Like Ian Curtis (one assumes it is) Whiteberg's vocals are often out of tune and strained due to lack of training or natural talent. However, also like Ian Curtis, the vocals (mostly) transcend their physical limitations with their ernest and honest intonation. The lyrics emphasise a Gothic sensibility and are best taken as mood creating wails and cries rather than as any kind of literary works of art one suspects the band would like them to be. The music is swathed in acres of reverb and although perhaps an obvious atmospheric device perfectly suits whiteberg...'s style. The simplicity of some tracks (rudimentary basslines and drums) can often be misleading as the overall effect on songs like dark empire and heaven earth is far stronger than their component parts might suggest. The standard of recording on this self-released CD is shaky in places and a better mix would certainly help. However, some elements would only be improved by re-recording from scratch. Ignoring the shortcomings, some of tao te ching is very promising and, despite the influences, pretty distinctive in its own right. More practice, more attention to detail, bouncing ideas of others and an external producer/mixer could do wonders for whiteberggurdjieffouspenskimarinettiwhite. 6/10" Rob Dyer of DSO magazine

"you are just two guys from different council estates and it's all just a front, compare yourselves with moby; he has done it and does what he wants. It has taken whiteberg 35 years to achieve nothing, you haven't even done a gig yet. You can't even play your own instruments" M.A. Longbottom (Artist)
Our response:
"One doesn't have to do anything, only observe; we let things do themselves. Rest in the peace of the self always."

"hideous numb murky shapeless soporific drab claustrophobic fusty waffle" Brian Acton (Jazz Musician)
Our response: "hideous":
"This is indeed a good word to have chosen, we welcome being described as hideous.
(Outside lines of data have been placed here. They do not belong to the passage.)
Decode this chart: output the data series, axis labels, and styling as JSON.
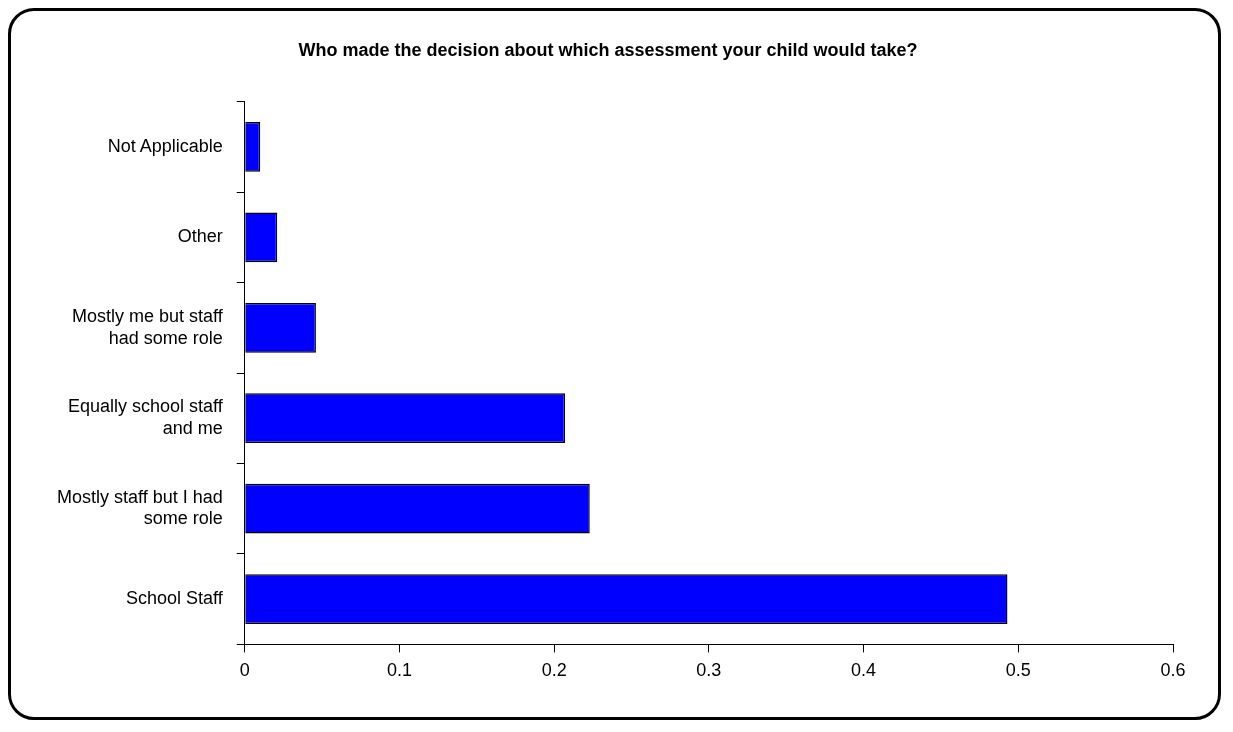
{
  "chart_data": {
    "type": "bar",
    "orientation": "horizontal",
    "title": "Who made the decision about which assessment your child would take?",
    "categories": [
      "Not Applicable",
      "Other",
      "Mostly me but staff had some role",
      "Equally school staff and me",
      "Mostly staff but I had some role",
      "School Staff"
    ],
    "values": [
      0.01,
      0.021,
      0.046,
      0.207,
      0.223,
      0.493
    ],
    "color": "#0000ff",
    "xlim": [
      0,
      0.6
    ],
    "xticks": [
      0,
      0.1,
      0.2,
      0.3,
      0.4,
      0.5,
      0.6
    ],
    "grid": false,
    "legend": false
  }
}
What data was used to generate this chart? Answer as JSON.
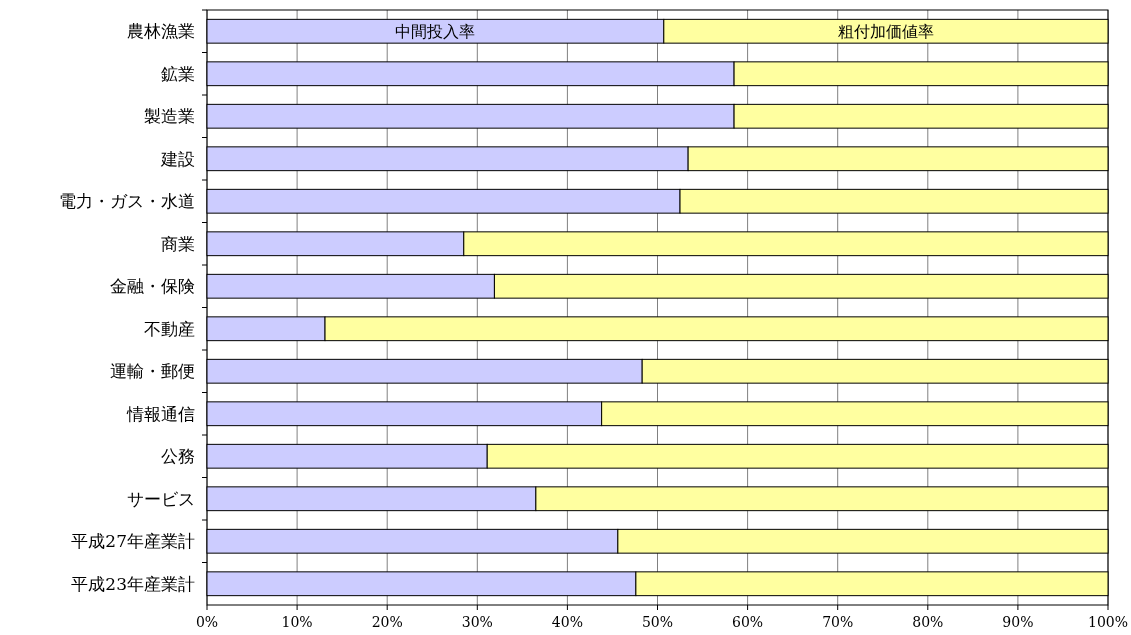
{
  "chart_data": {
    "type": "bar",
    "orientation": "horizontal",
    "stacked": true,
    "categories": [
      "農林漁業",
      "鉱業",
      "製造業",
      "建設",
      "電力・ガス・水道",
      "商業",
      "金融・保険",
      "不動産",
      "運輸・郵便",
      "情報通信",
      "公務",
      "サービス",
      "平成27年産業計",
      "平成23年産業計"
    ],
    "series": [
      {
        "name": "中間投入率",
        "color": "#ccccff",
        "values": [
          50.7,
          58.5,
          58.5,
          53.4,
          52.5,
          28.5,
          31.9,
          13.1,
          48.3,
          43.8,
          31.1,
          36.5,
          45.6,
          47.6
        ]
      },
      {
        "name": "粗付加価値率",
        "color": "#ffffa0",
        "values": [
          49.3,
          41.5,
          41.5,
          46.6,
          47.5,
          71.5,
          68.1,
          86.9,
          51.7,
          56.2,
          68.9,
          63.5,
          54.4,
          52.4
        ]
      }
    ],
    "xlim": [
      0,
      100
    ],
    "xticks": [
      {
        "value": 0,
        "label": "0%"
      },
      {
        "value": 10,
        "label": "10%"
      },
      {
        "value": 20,
        "label": "20%"
      },
      {
        "value": 30,
        "label": "30%"
      },
      {
        "value": 40,
        "label": "40%"
      },
      {
        "value": 50,
        "label": "50%"
      },
      {
        "value": 60,
        "label": "60%"
      },
      {
        "value": 70,
        "label": "70%"
      },
      {
        "value": 80,
        "label": "80%"
      },
      {
        "value": 90,
        "label": "90%"
      },
      {
        "value": 100,
        "label": "100%"
      }
    ],
    "grid": "x",
    "legend": false
  }
}
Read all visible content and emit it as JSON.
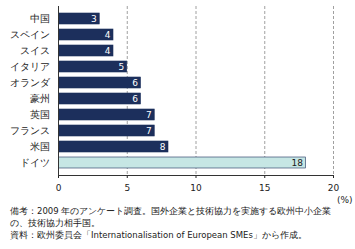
{
  "chart_data": {
    "type": "bar",
    "orientation": "horizontal",
    "categories": [
      "中国",
      "スペイン",
      "スイス",
      "イタリア",
      "オランダ",
      "豪州",
      "英国",
      "フランス",
      "米国",
      "ドイツ"
    ],
    "values": [
      3,
      4,
      4,
      5,
      6,
      6,
      7,
      7,
      8,
      18
    ],
    "colors": [
      "#1c2f5c",
      "#1c2f5c",
      "#1c2f5c",
      "#1c2f5c",
      "#1c2f5c",
      "#1c2f5c",
      "#1c2f5c",
      "#1c2f5c",
      "#1c2f5c",
      "#c6e6e4"
    ],
    "xlabel": "(%)",
    "xlim": [
      0,
      20
    ],
    "xticks": [
      0,
      5,
      10,
      15,
      20
    ],
    "grid": true,
    "data_labels": true,
    "notes": [
      "備考：2009 年のアンケート調査。国外企業と技術協力を実施する欧州中小企業の、技術協力相手国。",
      "資料：欧州委員会「Internationalisation of European SMEs」から作成。"
    ]
  }
}
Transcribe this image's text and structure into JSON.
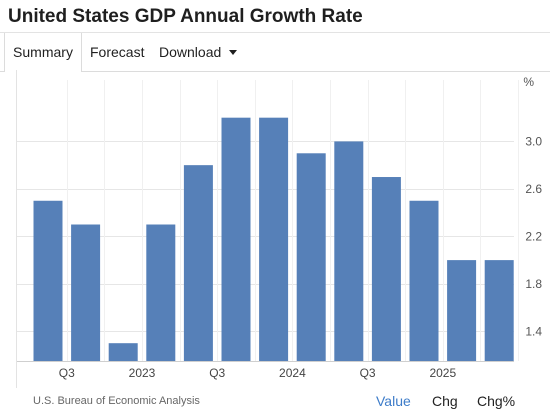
{
  "header": {
    "title": "United States GDP Annual Growth Rate"
  },
  "tabs": [
    {
      "label": "Summary",
      "active": true
    },
    {
      "label": "Forecast"
    },
    {
      "label": "Download"
    }
  ],
  "footer": {
    "source": "U.S. Bureau of Economic Analysis",
    "buttons": [
      "Value",
      "Chg",
      "Chg%"
    ],
    "active_button": "Value"
  },
  "colors": {
    "bar": "#5680b8",
    "active_link": "#3d7cc9"
  },
  "chart_data": {
    "type": "bar",
    "unit_label": "%",
    "categories": [
      "",
      "Q3",
      "",
      "2023",
      "",
      "Q3",
      "",
      "2024",
      "",
      "Q3",
      "",
      "2025",
      ""
    ],
    "values": [
      2.5,
      2.3,
      1.3,
      2.3,
      2.8,
      3.2,
      3.2,
      2.9,
      3.0,
      2.7,
      2.5,
      2.0,
      2.0
    ],
    "yticks": [
      1.4,
      1.8,
      2.2,
      2.6,
      3.0
    ],
    "ytick_labels": [
      "1.4",
      "1.8",
      "2.2",
      "2.6",
      "3.0"
    ],
    "ylim": [
      1.15,
      3.45
    ],
    "y_axis_side": "right",
    "grid": true
  }
}
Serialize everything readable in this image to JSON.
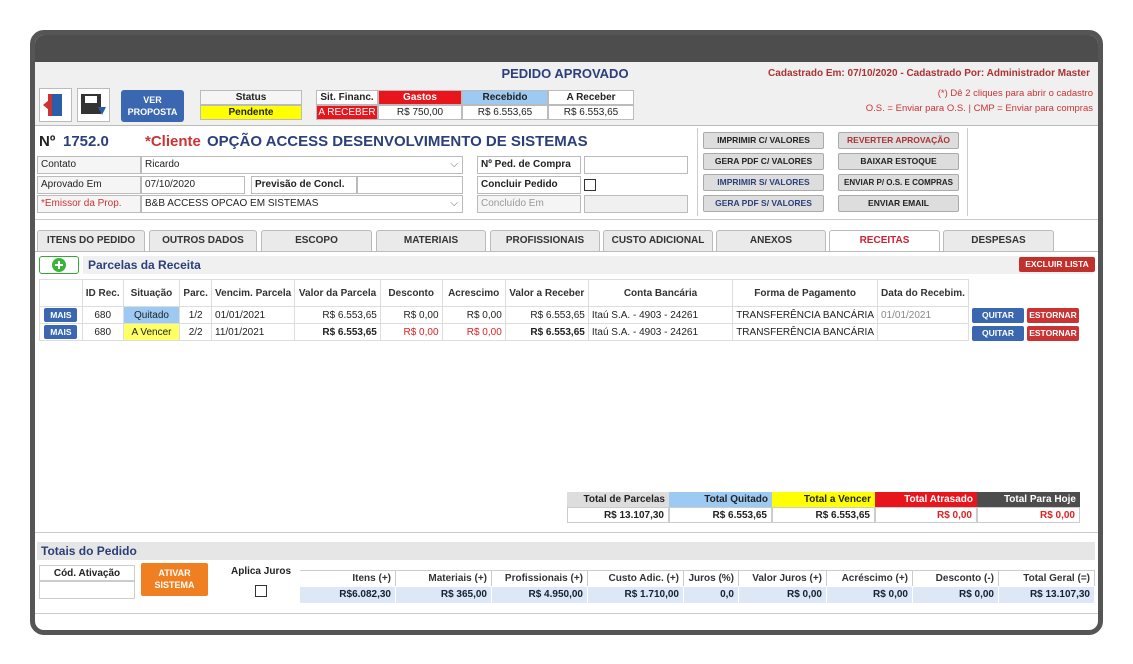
{
  "header": {
    "title": "PEDIDO APROVADO",
    "registered": "Cadastrado Em: 07/10/2020 - Cadastrado Por: Administrador Master",
    "hint1": "(*) Dê 2 cliques para abrir o cadastro",
    "hint2": "O.S. = Enviar para O.S. | CMP = Enviar para compras",
    "ver_proposta": "VER PROPOSTA",
    "status_label": "Status",
    "status_value": "Pendente",
    "sit_financ_label": "Sit. Financ.",
    "sit_financ_value": "A RECEBER",
    "gastos_label": "Gastos",
    "gastos_value": "R$ 750,00",
    "recebido_label": "Recebido",
    "recebido_value": "R$ 6.553,65",
    "a_receber_label": "A Receber",
    "a_receber_value": "R$ 6.553,65"
  },
  "form": {
    "numero_label": "Nº",
    "numero_value": "1752.0",
    "cliente_label": "*Cliente",
    "cliente_value": "OPÇÃO ACCESS DESENVOLVIMENTO DE SISTEMAS",
    "contato_label": "Contato",
    "contato_value": "Ricardo",
    "aprovado_label": "Aprovado Em",
    "aprovado_value": "07/10/2020",
    "previsao_label": "Previsão de Concl.",
    "previsao_value": "",
    "emissor_label": "*Emissor da Prop.",
    "emissor_value": "B&B ACCESS OPCAO EM SISTEMAS",
    "ped_compra_label": "Nº Ped. de Compra",
    "ped_compra_value": "",
    "concluir_label": "Concluir Pedido",
    "concluido_placeholder": "Concluído Em"
  },
  "actions": {
    "imprimir_c": "IMPRIMIR C/ VALORES",
    "gera_pdf_c": "GERA PDF C/ VALORES",
    "imprimir_s": "IMPRIMIR S/ VALORES",
    "gera_pdf_s": "GERA PDF S/ VALORES",
    "reverter": "REVERTER APROVAÇÃO",
    "baixar": "BAIXAR ESTOQUE",
    "enviar_os": "ENVIAR P/ O.S. E COMPRAS",
    "enviar_email": "ENVIAR EMAIL"
  },
  "tabs": [
    "ITENS DO PEDIDO",
    "OUTROS DADOS",
    "ESCOPO",
    "MATERIAIS",
    "PROFISSIONAIS",
    "CUSTO ADICIONAL",
    "ANEXOS",
    "RECEITAS",
    "DESPESAS"
  ],
  "receitas": {
    "section_title": "Parcelas da Receita",
    "excluir": "EXCLUIR LISTA",
    "columns": [
      "ID Rec.",
      "Situação",
      "Parc.",
      "Vencim. Parcela",
      "Valor da Parcela",
      "Desconto",
      "Acrescimo",
      "Valor a Receber",
      "Conta Bancária",
      "Forma de Pagamento",
      "Data do Recebim."
    ],
    "mais": "MAIS",
    "quitar": "QUITAR",
    "estornar": "ESTORNAR",
    "rows": [
      {
        "id": "680",
        "situacao": "Quitado",
        "parc": "1/2",
        "venc": "01/01/2021",
        "valor": "R$ 6.553,65",
        "desconto": "R$ 0,00",
        "acrescimo": "R$ 0,00",
        "receber": "R$ 6.553,65",
        "conta": "Itaú S.A. - 4903 - 24261",
        "forma": "TRANSFERÊNCIA BANCÁRIA",
        "data": "01/01/2021"
      },
      {
        "id": "680",
        "situacao": "A Vencer",
        "parc": "2/2",
        "venc": "11/01/2021",
        "valor": "R$ 6.553,65",
        "desconto": "R$ 0,00",
        "acrescimo": "R$ 0,00",
        "receber": "R$ 6.553,65",
        "conta": "Itaú S.A. - 4903 - 24261",
        "forma": "TRANSFERÊNCIA BANCÁRIA",
        "data": ""
      }
    ],
    "summary": {
      "total_parcelas_label": "Total de Parcelas",
      "total_parcelas": "R$ 13.107,30",
      "total_quitado_label": "Total Quitado",
      "total_quitado": "R$ 6.553,65",
      "total_vencer_label": "Total a Vencer",
      "total_vencer": "R$ 6.553,65",
      "total_atrasado_label": "Total Atrasado",
      "total_atrasado": "R$ 0,00",
      "total_hoje_label": "Total Para Hoje",
      "total_hoje": "R$ 0,00"
    }
  },
  "totais": {
    "title": "Totais do Pedido",
    "cod_ativacao_label": "Cód. Ativação",
    "ativar": "ATIVAR SISTEMA",
    "aplica_juros_label": "Aplica Juros",
    "itens_label": "Itens (+)",
    "itens": "R$6.082,30",
    "materiais_label": "Materiais (+)",
    "materiais": "R$ 365,00",
    "profissionais_label": "Profissionais (+)",
    "profissionais": "R$ 4.950,00",
    "custo_label": "Custo Adic. (+)",
    "custo": "R$ 1.710,00",
    "juros_label": "Juros (%)",
    "juros": "0,0",
    "valor_juros_label": "Valor Juros (+)",
    "valor_juros": "R$ 0,00",
    "acrescimo_label": "Acréscimo (+)",
    "acrescimo": "R$ 0,00",
    "desconto_label": "Desconto (-)",
    "desconto": "R$ 0,00",
    "total_label": "Total Geral (=)",
    "total": "R$ 13.107,30"
  }
}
It is far better to be hideous than nauseous
"numb": "Numbness is a sensation that humans experience when no feeling is present,:which we find it to be particularly interesting. It is far better to be numb than lame."

"murky": "Ah, those murky autumn days we do so long for. It is far better to be murky than Jingly.
"shapeless": "Since every physical thing must have structure, including sound, it would be an anachronism to denounce a compositional piece as shapeless, we can only assume therefore that a simple shape is implied, but are not the simple shapes more poignant symbolically. It is better to be shapeless than meaningless."
"soporific": "Ah, to sleep, perchance to dream. It is better to be soporific than hammy.
"drab": "Alas, the winter doth consume the colours of spring, all things in this life run from fine to course. It is better to be to be drab than facile."

"claustrophobic": "All sounds are set within a limited frequency range as dictated by the human ear. It is better to be claustrophobic than trivial."
"fusty": "We do not follow fashion. It is better to be fusty than corny."
"waffle": "Anything is waffle if one does not understand. It is far better to be waffle than to be basic."